Commenting IsDialogMessage allows WM_CHAR to be sent to my procedure.
Spy++ reports WM_CHARs to be sent to my process, but I never ever see one while IsDialogMessage is "active".
Beep(600, 200); - put that in your case WM_CHAR:, if it causes a beep then you are receiving the message and somehow not processing it correctly.
If you don't hear a beep when pressing a key then go back and make sure that all of your message cases either return 0, or break;
Sometimes not doing so can cause strange problems.
If that doesn't fix things then post some code so we can review it.
When you refer to your window procedures, do you mean DialogProcs for modeless dialogs?
And are you talking about these DialogProcs receiving the WM_CHAR message?
If so, the problem with dialogs is that the dialog itself is never in focus (unless you create a dialog with no controls).

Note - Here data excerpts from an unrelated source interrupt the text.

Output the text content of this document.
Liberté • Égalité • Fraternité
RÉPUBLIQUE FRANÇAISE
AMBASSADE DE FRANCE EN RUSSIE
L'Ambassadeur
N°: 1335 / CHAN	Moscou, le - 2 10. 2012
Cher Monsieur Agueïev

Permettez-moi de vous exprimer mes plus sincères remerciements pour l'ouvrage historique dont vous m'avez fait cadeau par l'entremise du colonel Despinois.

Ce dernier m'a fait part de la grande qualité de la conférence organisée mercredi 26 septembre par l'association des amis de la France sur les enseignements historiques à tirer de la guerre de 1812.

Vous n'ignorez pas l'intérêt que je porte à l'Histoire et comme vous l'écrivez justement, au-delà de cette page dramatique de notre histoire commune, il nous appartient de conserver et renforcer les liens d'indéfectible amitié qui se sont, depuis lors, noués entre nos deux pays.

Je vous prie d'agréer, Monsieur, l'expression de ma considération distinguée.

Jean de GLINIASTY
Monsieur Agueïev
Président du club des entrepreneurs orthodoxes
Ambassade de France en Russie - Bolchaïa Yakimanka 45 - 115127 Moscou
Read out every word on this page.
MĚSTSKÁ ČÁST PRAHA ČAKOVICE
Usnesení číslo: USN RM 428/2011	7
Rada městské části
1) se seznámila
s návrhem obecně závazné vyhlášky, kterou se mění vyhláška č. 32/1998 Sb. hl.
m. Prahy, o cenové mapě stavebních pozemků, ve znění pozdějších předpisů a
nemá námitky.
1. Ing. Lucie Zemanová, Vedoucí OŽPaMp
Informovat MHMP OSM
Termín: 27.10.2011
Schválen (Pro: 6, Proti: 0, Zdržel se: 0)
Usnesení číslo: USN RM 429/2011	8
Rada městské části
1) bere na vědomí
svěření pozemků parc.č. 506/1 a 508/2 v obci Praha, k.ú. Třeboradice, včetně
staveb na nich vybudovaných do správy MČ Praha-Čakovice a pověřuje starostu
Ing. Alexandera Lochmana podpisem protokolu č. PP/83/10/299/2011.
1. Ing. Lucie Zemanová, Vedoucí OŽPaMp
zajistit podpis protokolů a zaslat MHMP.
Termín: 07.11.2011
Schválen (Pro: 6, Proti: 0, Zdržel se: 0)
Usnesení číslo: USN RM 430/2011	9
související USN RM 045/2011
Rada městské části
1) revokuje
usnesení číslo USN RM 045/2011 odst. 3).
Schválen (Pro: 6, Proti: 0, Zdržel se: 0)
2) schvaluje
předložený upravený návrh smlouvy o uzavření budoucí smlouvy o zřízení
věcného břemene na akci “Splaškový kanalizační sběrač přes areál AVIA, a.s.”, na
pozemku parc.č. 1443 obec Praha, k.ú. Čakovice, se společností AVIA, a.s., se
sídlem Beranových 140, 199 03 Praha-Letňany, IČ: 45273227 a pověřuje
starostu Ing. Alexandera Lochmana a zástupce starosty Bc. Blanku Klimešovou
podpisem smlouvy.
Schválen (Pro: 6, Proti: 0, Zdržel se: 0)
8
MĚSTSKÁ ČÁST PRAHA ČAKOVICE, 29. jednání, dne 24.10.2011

So the WM_CHAR message will be processed by the window proceedure for which ever of the controls currently has the focus, not the dialog proceedure.
To route the WM_CHAR to your dialog proc you will have to either:
1. subclass the dialog controls so they send the message on to their parent dialog
2. customize the message loop so it sends WM_CHAR to the dialog before (probably?) passing it to IsDialogMessage for standard processing.
No, I mean WindowProc.
But, should I use IsDialogMessage for WindowProc's?
@Newbieg I'm sure I checked carefully, I've been checking and logging messages in every way, both from the main loop and in the window proc.
(I use PeekMessage, but IsDialogMessage is also for MSG's retrieved from PeekMessage)
I have no child windows.
My temporary fix is to check if I have child windows before calling IsDialogMessage.
There is no general way to identify if a window is a dialog (a dialog is a type of window, not something distinct.)
You can obtain the class name for a window using GetClassName and check to see if it's the system dialog class, #32770 (it's an atom rather than an actual name), but this won't work with custom dialog classes, even if the class is just a re-registration of the system class (e.g.
How to provide your own Window class name for an MFC dialog box http://support.microsoft.com/kb/251059 )
If you use GetClassInfo, or GetClassInfoEx, to get hold of the address of the WndProc for the system dialog class, you could then use GetWindowLongPtr with GWLP_WNDPROC to obtain the address of the WndProc for a given window and see if its the same as the one for the dialog class. But this will fail it the dialog has been subclassed.
As the name of the class is unchanged by subclassing, GetClassName will allow you to spot a regular dialog which has been subclassed. But a re-registered and subclassed dialog is probably impossible to identify.